Short Stack: Moral Self-Destruction?
Is it time we recollect the “laws of nature and of nature’s God” upon which our nation was founded? Or shall we sacrifice everything and everyone we love upon the alter of postmodern nihilism?
You don’t need bombs or bullets to take down a self-governing constitutional republic. There’s no need for physical destruction. No explosions, no bloodshed—just a slow, creeping moral rot.
Destroyers don’t have to convince citizens that injustice is right or that slavish compliance and dependency are somehow heroic. That’s too much work.
Instead, simply sap the capacity of the people to govern themselves by whispering in their ears that right and wrong are mere illusions. Persuade others that the line between decent and depraved, honorable and shameful, is just some old cultural baggage we’re better off ditching so that we can make “progress.”
You don’t have to brainwash others into wanting to do wrong. Just get them to believe wrong doesn’t exist.
Once that sinks in—once folks buy that moral right and wrong, good and bad, are mere fairy tales—the guardrails come off. They’ll chase every urge, every appetite, every desire—no matter how dark or twisted, no matter if it means violating the rights of others—because, why hold back?
If nothing is truly wrong, anything goes, right? With no moral compass, there’s no need for moral brakes. People will do wrong with clear consciences once they equate freedom with nihilism.
And that’s when things unravel. A people without an anchor—people who “feel” that freedom isn’t doing what’s right; freedom isn’t virtue; freedom is doing anything one has the will to do—won’t just stumble, they’ll torch their own republic. They’ll lose the ability to govern themselves because they won’t know how or why to exercise self-control.
Picture it: a sprawl of lost souls—depressed, addicted, living without meaning or purpose, suicidal, violent, thieving, even murderous—spinning in a void where relativists and nihilists sneer at the idea of a moral North Star. Only an iron-fisted totalitarian police state can keep a lid on that kind of cultural mess.
Self-rule? Gone.
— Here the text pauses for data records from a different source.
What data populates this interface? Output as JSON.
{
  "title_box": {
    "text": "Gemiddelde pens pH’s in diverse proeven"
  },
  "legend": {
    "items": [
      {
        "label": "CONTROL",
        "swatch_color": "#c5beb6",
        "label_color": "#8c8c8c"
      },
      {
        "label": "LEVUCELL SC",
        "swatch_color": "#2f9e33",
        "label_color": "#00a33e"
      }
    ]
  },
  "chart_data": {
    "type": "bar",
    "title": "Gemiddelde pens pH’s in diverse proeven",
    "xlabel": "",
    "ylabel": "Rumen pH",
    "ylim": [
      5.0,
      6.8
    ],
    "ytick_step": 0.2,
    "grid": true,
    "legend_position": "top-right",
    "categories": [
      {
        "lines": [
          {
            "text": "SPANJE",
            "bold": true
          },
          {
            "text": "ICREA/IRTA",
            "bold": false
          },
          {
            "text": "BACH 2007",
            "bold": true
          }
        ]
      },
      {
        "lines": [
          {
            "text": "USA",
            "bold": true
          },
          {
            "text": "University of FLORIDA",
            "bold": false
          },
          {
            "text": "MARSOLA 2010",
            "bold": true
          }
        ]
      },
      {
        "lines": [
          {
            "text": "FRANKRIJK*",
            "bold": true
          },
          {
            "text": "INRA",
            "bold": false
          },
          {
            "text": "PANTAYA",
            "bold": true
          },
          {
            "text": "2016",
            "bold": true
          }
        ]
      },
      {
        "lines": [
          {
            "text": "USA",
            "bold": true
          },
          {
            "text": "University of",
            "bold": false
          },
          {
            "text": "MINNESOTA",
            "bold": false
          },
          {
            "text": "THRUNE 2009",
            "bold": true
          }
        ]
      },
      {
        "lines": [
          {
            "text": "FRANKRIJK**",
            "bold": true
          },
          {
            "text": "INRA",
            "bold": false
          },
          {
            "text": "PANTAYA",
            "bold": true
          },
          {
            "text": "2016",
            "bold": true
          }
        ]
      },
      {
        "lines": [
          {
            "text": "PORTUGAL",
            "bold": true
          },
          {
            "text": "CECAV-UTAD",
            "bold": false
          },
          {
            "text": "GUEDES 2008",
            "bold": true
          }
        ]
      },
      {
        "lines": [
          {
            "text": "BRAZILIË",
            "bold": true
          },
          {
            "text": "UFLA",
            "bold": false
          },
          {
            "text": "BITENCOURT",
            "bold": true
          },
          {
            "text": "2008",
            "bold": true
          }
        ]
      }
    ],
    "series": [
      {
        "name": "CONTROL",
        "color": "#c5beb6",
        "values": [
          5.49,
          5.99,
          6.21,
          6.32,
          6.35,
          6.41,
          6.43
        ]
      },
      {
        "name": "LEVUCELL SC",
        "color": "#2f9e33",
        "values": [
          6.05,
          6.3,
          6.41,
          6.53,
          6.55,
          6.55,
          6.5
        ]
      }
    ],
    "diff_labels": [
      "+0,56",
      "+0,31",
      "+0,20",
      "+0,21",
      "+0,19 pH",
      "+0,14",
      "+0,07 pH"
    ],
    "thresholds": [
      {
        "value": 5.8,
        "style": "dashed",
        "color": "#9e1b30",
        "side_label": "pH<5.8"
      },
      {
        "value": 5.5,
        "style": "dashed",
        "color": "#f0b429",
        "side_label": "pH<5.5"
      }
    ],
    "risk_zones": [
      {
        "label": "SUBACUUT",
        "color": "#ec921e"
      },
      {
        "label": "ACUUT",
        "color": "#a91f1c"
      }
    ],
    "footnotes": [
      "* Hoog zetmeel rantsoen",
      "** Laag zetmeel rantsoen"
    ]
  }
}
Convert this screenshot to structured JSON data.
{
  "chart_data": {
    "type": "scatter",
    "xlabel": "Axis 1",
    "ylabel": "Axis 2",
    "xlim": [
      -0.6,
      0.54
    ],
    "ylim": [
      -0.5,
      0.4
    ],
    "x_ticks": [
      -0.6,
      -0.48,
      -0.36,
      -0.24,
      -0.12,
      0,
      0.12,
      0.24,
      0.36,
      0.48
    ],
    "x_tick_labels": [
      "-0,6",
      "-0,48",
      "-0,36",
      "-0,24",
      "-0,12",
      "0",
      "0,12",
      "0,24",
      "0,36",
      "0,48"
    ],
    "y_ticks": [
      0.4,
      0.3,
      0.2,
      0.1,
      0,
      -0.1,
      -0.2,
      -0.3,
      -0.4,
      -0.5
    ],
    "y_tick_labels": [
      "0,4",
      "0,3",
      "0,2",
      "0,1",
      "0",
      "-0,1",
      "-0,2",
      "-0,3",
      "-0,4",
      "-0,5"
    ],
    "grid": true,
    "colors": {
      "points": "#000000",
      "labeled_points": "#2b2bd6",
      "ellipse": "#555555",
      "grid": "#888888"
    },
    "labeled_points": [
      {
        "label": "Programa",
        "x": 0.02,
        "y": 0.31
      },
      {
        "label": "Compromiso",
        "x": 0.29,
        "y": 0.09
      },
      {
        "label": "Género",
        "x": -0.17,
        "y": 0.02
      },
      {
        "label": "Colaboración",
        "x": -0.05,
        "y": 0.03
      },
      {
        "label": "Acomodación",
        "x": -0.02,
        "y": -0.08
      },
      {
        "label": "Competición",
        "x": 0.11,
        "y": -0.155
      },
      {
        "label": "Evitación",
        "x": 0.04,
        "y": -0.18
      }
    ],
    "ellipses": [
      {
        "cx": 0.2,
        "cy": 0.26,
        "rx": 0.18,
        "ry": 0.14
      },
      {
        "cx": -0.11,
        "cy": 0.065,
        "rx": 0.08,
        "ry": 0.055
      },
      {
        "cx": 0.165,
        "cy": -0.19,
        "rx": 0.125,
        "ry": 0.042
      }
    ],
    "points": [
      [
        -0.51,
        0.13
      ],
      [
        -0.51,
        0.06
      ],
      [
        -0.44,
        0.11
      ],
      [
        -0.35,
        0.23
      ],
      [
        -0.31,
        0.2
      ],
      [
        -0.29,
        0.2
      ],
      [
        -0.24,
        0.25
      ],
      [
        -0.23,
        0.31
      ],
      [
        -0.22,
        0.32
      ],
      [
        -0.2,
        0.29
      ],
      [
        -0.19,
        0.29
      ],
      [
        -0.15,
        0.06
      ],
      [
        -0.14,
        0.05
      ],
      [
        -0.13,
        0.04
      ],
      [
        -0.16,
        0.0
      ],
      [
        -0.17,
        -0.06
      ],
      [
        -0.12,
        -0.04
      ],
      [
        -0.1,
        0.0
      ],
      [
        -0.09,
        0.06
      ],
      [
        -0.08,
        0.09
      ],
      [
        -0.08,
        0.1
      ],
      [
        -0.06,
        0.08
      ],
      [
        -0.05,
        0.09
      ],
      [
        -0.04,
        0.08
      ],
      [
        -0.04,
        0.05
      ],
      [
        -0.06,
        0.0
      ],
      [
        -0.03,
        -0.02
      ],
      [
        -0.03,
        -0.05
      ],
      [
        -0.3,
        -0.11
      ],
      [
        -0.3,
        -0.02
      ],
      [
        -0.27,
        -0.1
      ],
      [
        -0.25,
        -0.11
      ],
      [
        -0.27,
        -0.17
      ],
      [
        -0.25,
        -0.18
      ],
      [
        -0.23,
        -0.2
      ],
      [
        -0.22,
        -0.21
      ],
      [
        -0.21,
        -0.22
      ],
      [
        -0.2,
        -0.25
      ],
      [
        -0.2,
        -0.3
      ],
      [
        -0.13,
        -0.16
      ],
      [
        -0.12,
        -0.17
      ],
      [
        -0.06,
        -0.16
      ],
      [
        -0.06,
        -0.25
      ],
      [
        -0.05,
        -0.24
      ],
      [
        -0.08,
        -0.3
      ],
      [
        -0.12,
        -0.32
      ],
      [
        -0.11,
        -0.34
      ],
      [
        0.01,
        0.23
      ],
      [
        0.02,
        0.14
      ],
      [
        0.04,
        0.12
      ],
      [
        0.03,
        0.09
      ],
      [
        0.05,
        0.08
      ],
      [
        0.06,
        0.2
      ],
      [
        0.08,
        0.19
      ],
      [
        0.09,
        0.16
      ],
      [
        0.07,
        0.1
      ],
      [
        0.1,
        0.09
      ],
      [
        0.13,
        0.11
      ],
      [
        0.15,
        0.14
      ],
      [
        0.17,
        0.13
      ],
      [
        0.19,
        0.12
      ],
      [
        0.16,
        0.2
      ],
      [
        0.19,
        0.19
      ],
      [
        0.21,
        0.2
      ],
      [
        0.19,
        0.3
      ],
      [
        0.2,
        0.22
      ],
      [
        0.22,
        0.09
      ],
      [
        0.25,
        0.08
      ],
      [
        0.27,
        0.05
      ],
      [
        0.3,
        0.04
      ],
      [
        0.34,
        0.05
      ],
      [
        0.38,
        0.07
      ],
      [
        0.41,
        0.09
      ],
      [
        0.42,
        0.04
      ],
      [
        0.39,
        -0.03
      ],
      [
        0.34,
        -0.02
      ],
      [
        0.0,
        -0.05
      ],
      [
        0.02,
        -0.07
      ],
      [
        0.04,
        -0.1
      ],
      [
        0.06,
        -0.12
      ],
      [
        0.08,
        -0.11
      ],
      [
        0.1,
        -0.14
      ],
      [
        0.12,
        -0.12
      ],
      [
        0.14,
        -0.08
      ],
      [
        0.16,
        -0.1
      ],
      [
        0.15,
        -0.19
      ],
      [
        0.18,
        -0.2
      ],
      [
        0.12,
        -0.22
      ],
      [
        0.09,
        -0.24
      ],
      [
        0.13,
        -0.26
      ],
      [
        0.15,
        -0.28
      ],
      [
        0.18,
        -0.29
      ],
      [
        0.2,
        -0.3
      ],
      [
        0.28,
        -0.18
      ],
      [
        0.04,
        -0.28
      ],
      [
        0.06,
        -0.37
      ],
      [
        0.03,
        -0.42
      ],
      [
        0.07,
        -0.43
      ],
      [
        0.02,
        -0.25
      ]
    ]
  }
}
Swapped for chains, forged not by force, but by surrender.
This is the path down which we are heading if we continue to substitute “diversity” of arbitrary cultural prejudices for moral truth. We see it already, as social pathologies continue to worsen the more “progressive” the United States becomes. What say you, fellow Americans? Is it time we recollect the “laws of nature and of nature’s God” upon which our nation was founded? Can we agree that anything is truly, objectively wrong? Or shall we sacrifice everything and everyone we love upon the alter of postmodern nihilism?
This might be the most important question of our age.
This hits hard—and it should. Dr. K., you cut to the core of a truth we’re too often afraid to confront: when we abandon moral clarity, we don’t become freer—we become lost.
The unraveling of a republic doesn’t require an external enemy; it only takes enough people convinced that right and wrong are outdated concepts. Once moral relativism takes hold, it’s not long before chaos masquerades as liberty and self-destruction is sold as progress. Just look at the passing of Colorado House Bill 25-1312 and what it actually means.
Reclaiming our future means reclaiming the idea that truth exists—and that virtue, not unchecked appetite, is the foundation of real freedom. Dr. K., this isn’t just cultural commentary—it’s a wake-up call.
I wish more would use this argument in response to horrific violence rather than the excuses and unconstitutional solutions that are offered.